Tra le storie premiate c’è anche quella di Emanuela Giorgini, torinese di nascita ma profondamente legata alle Marche attraverso le proprie origini familiari. La sua storia con Senigallia dura da oltre 56 anni. «Sono nata nel 1968 a Torino da genitori marchigiani – racconta – mio padre nato a Chiaravalle e mia madre nata a Montecarotto. Tutti i miei parenti risiedono nelle Marche e questa è già una buona scusa per essere sempre qui in vacanza, da almeno 56 anni». Un rapporto iniziato da bambina, con le vacanze nella casa dei nonni a Montemarciano e le giornate trascorse sulle spiagge di Senigallia, e proseguito poi nei campeggi cittadini, prima al Summerland e successivamente al camping Liana. «Inconsapevolmente ho passato le mie vacanze con delle persone che sono delle eccellenze della regione Marche – ricorda Emanuela – in primis il fotografo Mario Giacomelli, che ricordo molto bene con la sua folta capigliatura bianca aggirarsi al camping Summerland, e poi con Valentina Vezzali e le sue sorelle, con cui giocavo come fanno tutti i bambini al camping Liana». Nel suo racconto c’è anche un altro luogo del cuore: i Bagni 44, dove ha trascorso estati indimenticabili insieme agli amici. A completare il gruppo dei “senigalliesi d’adozione” c’è la famiglia della signora Margherita Gentile Abbrugiati, proveniente da Torino, che sceglie Senigallia per le proprie vacanze da oltre cinquant’anni, attraverso tre generazioni. Storie diverse, città di provenienza diverse, ma un denominatore comune: Senigallia è diventata per queste famiglie molto più di una semplice destinazione turistica.
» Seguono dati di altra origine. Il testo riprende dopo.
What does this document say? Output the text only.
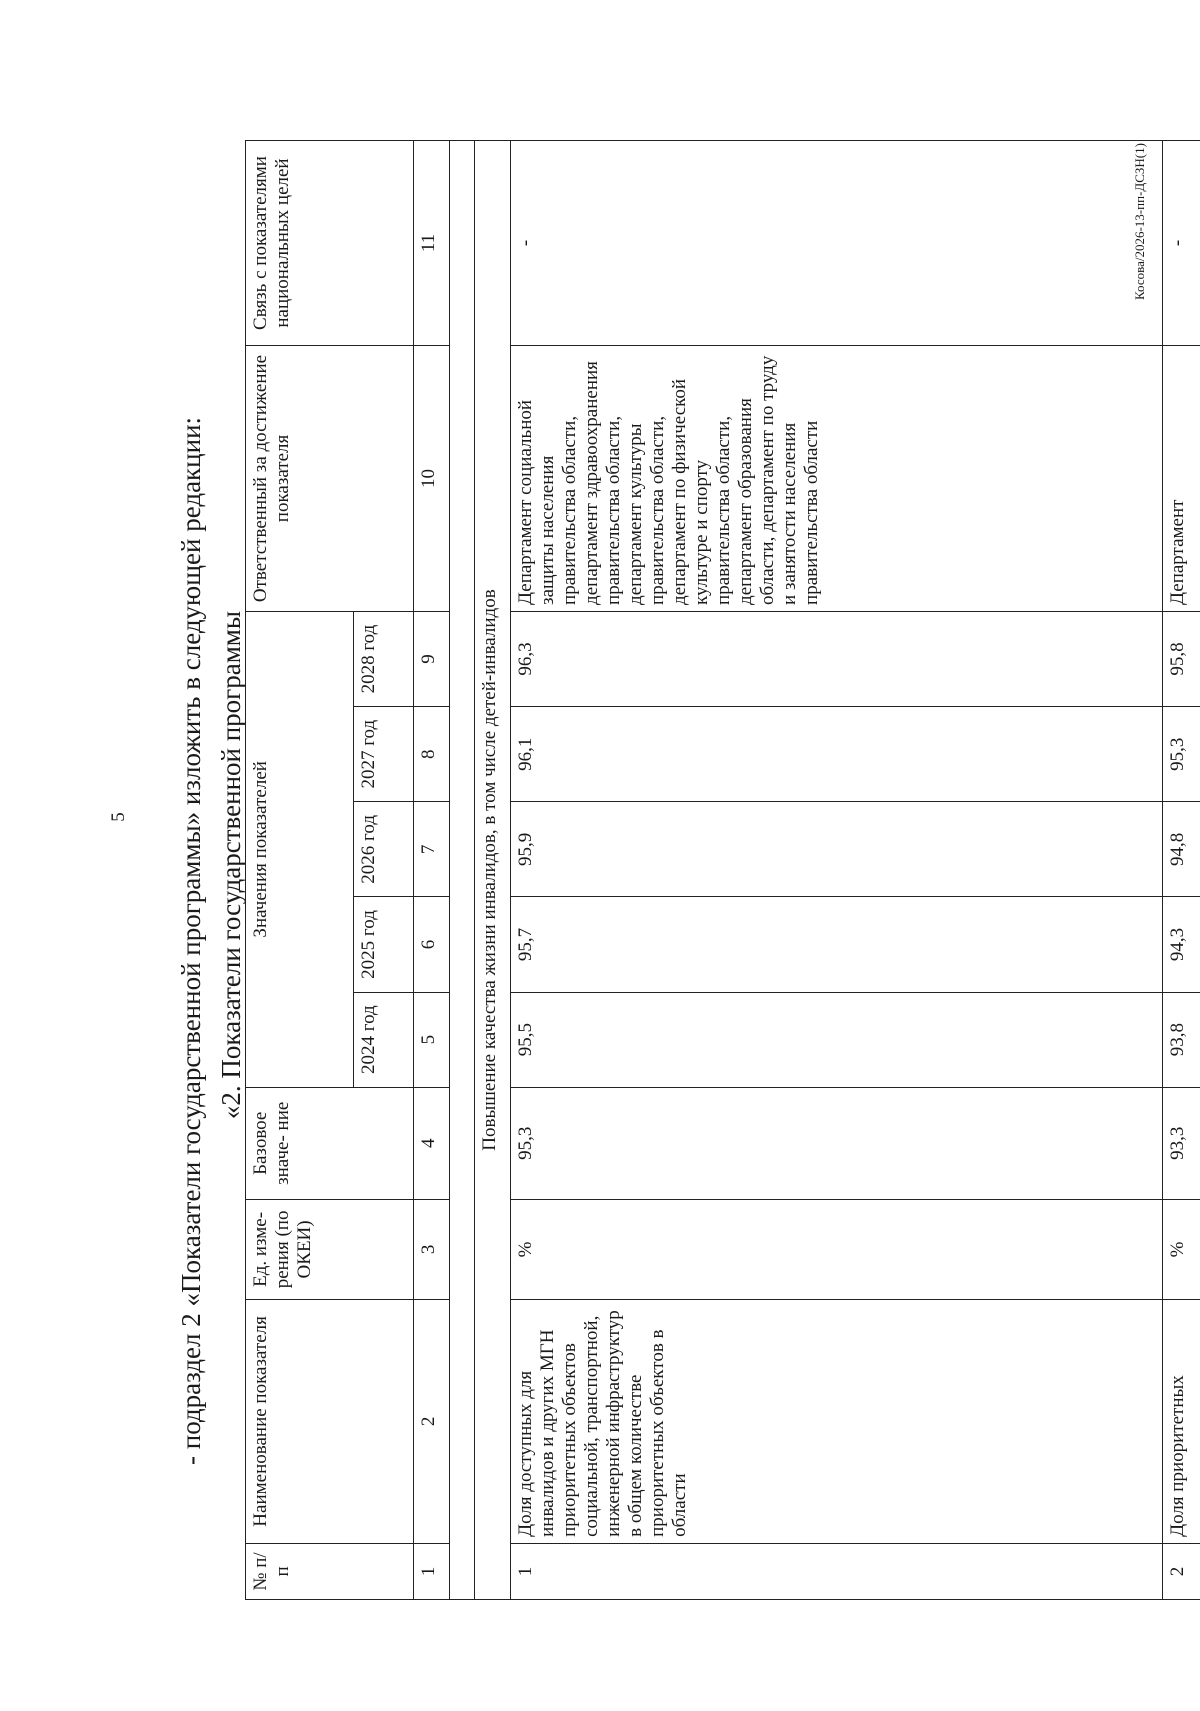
5 - подраздел 2 «Показатели государственной программы» изложить в следующей редакции: «2. Показатели государственной программы
№ п/п	Наименование показателя	Ед. изме- рения (по ОКЕИ)	Базовое значе- ние	Значения показателей					Ответственный за достижение показателя	Связь с показателями национальных целей
				2024 год	2025 год	2026 год	2027 год	2028 год		
1	2	3	4	5	6	7	8	9	10	11

Повышение качества жизни инвалидов, в том числе детей-инвалидов										
1	Доля доступных для инвалидов и других МГН приоритетных объектов социальной, транспортной, инженерной инфраструктур в общем количестве приоритетных объектов в области	%	95,3	95,5	95,7	95,9	96,1	96,3	Департамент социальной защиты населения правительства области, департамент здравоохранения правительства области, департамент культуры правительства области, департамент по физической культуре и спорту правительства области, департамент образования области, департамент по труду и занятости населения правительства области	-
2	Доля приоритетных	%	93,3	93,8	94,3	94,8	95,3	95,8	Департамент	-
Косова/2026-13-пп-ДСЗН(1)
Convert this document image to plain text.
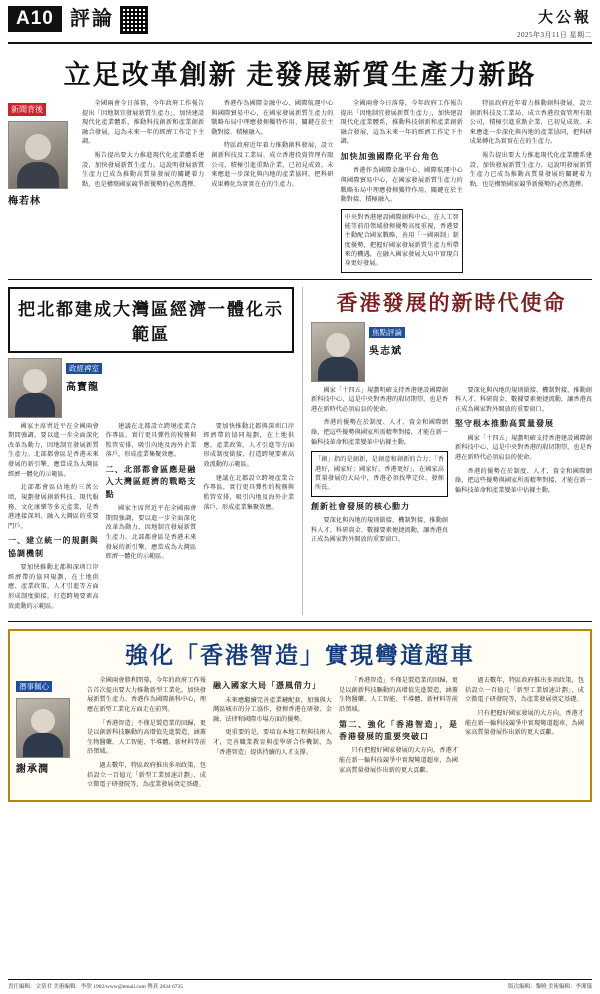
A10 評論	大公報
2025年3月11日 星期二
立足改革創新 走發展新質生產力新路
新聞背後
梅若林

全國兩會今日落幕，今年政府工作報告提出「因地制宜發展新質生產力」，加快建設現代化產業體系，推動科技創新和產業創新融合發展，這為未來一年的經濟工作定下主調。

報告提出要大力推進現代化產業體系建設，加快發展新質生產力。這說明發展新質生產力已成為推動高質量發展的關鍵着力點，也是構築國家競爭新優勢的必然選擇。

香港作為國際金融中心、國際航運中心與國際貿易中心，在國家發展新質生產力的戰略布局中理應發揮獨特作用，關鍵在於主動對接、積極融入。

特區政府近年着力推動創科發展，設立創新科技及工業局、成立香港投資管理有限公司，積極引進重點企業，已初見成效。未來應進一步深化與內地的產業協同，把科研成果轉化為實實在在的生產力。

全國兩會今日落幕，今年政府工作報告提出「因地制宜發展新質生產力」，加快建設現代化產業體系，推動科技創新和產業創新融合發展，這為未來一年的經濟工作定下主調。

加快加強國際化平台角色

香港作為國際金融中心、國際航運中心與國際貿易中心，在國家發展新質生產力的戰略布局中理應發揮獨特作用，關鍵在於主動對接、積極融入。

中央對香港建設國際創科中心、在人工智能等前沿領域發揮優勢高度重視，香港要主動配合國家戰略，善用「一國兩制」制度優勢，把握好國家發展新質生產力所帶來的機遇，在融入國家發展大局中實現自身更好發展。

特區政府近年着力推動創科發展，設立創新科技及工業局、成立香港投資管理有限公司，積極引進重點企業，已初見成效。未來應進一步深化與內地的產業協同，把科研成果轉化為實實在在的生產力。

報告提出要大力推進現代化產業體系建設，加快發展新質生產力。這說明發展新質生產力已成為推動高質量發展的關鍵着力點，也是構築國家競爭新優勢的必然選擇。

把北都建成大灣區經濟一體化示範區
政經裨室
高寶龍

國家主席習近平在全國兩會期間強調，要以進一步全面深化改革為動力，因地制宜發展新質生產力。北部都會區是香港未來發展的新引擎，應當成為大灣區經濟一體化的示範區。

北部都會區佔地約三萬公頃，規劃發展創新科技、現代服務、文化康樂等多元產業，是香港連接深圳、融入大灣區的重要門戶。

一、建立統一的規劃與協調機制

要加快推動北都與深圳口岸經濟帶的協同規劃，在土地供應、產業政策、人才引進等方面形成制度銜接，打造跨境要素高效流動的示範區。

建議在北都設立跨境產業合作專區，實行更具彈性的稅務與監管安排，吸引內地及海外企業落戶，形成產業集聚效應。

二、北部都會區應是融入大灣區經濟的戰略支點

國家主席習近平在全國兩會期間強調，要以進一步全面深化改革為動力，因地制宜發展新質生產力。北部都會區是香港未來發展的新引擎，應當成為大灣區經濟一體化的示範區。

要加快推動北都與深圳口岸經濟帶的協同規劃，在土地供應、產業政策、人才引進等方面形成制度銜接，打造跨境要素高效流動的示範區。

建議在北都設立跨境產業合作專區，實行更具彈性的稅務與監管安排，吸引內地及海外企業落戶，形成產業集聚效應。

香港發展的新時代使命
焦點評論
吳志斌

國家「十四五」規劃明確支持香港建設國際創新科技中心，這是中央對香港的殷切期望，也是香港在新時代必須肩負的使命。

香港的優勢在於制度、人才、資金和國際網絡，把這些優勢與國家所需精準對接，才能在新一輪科技革命和產業變革中佔據主動。

「創」指的是創新，是創意和創新的合力；「香港好，國家好；國家好，香港更好」，在國家高質量發展的大局中，香港必須找準定位、發揮所長。
創新社會發展的核心動力

要深化與內地的規則銜接、機制對接，推動創科人才、科研資金、數據要素便捷流動，讓香港真正成為國家對外開放的重要窗口。

要深化與內地的規則銜接、機制對接，推動創科人才、科研資金、數據要素便捷流動，讓香港真正成為國家對外開放的重要窗口。

堅守根本推動高質量發展

國家「十四五」規劃明確支持香港建設國際創新科技中心，這是中央對香港的殷切期望，也是香港在新時代必須肩負的使命。

香港的優勢在於制度、人才、資金和國際網絡，把這些優勢與國家所需精準對接，才能在新一輪科技革命和產業變革中佔據主動。

強化「香港智造」實現彎道超車
潛事佩心
謝承潤

全國兩會勝利閉幕，今年的政府工作報告首次提出要大力推動新型工業化，加快發展新質生產力。香港作為國際創科中心，理應在新型工業化方面走在前列。

「香港智造」不僅是製造業的回歸，更是以創新科技驅動的高增值先進製造，涵蓋生物醫藥、人工智能、半導體、新材料等前沿領域。

過去數年，特區政府推出多項政策，包括設立一百億元「新型工業加速計劃」、成立微電子研發院等，為產業發展奠定基礎。

融入國家大局「憑風借力」

未來應繼續完善產業鏈配套，加強與大灣區城市的分工協作，發揮香港在研發、金融、法律和國際市場方面的優勢。

更重要的是，要培育本地工程與技術人才，完善職業教育與產學研合作機制，為「香港智造」提供持續的人才支撐。

「香港智造」不僅是製造業的回歸，更是以創新科技驅動的高增值先進製造，涵蓋生物醫藥、人工智能、半導體、新材料等前沿領域。

第二、強化「香港智造」，是香港發展的重要突破口

只有把握好國家發展的大方向，香港才能在新一輪科技競爭中實現彎道超車，為國家高質量發展作出新的更大貢獻。

過去數年，特區政府推出多項政策，包括設立一百億元「新型工業加速計劃」、成立微電子研發院等，為產業發展奠定基礎。

只有把握好國家發展的大方向，香港才能在新一輪科技競爭中實現彎道超車，為國家高質量發展作出新的更大貢獻。

責任編輯：文倩君 美術編輯：李欣 1902/www@email.com 傳真 2834 6735	版次編輯：黎曉 美術編輯：李潔儀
È un appuntamento fisso dell’estate, un luogo dove tornare, ritrovare persone, abitudini e ricordi. «Questi riconoscimenti vogliono essere innanzitutto un grazie – sottolinea il sindaco Massimo Olivetti – perché chi torna a Senigallia per decenni diventa, in qualche modo, parte della nostra comunità. Le loro storie ci ricordano che l’accoglienza non si misura soltanto nei numeri delle presenze, ma soprattutto nei rapporti che una città riesce a costruire nel tempo».

«Dietro ogni pergamena c’è una storia di affetto per Senigallia – aggiunge l’assessore al Turismo Simona Romagnoli – e per noi è un grande motivo di orgoglio sapere che intere famiglie continuano a scegliere la nostra città, anno dopo anno, arrivando a tramandare questa consuetudine ai propri figli e nipoti. È questo uno degli aspetti più belli della nostra vocazione turistica: non soltanto essere una meta da visitare, ma diventare un luogo in cui sentirsi a casa».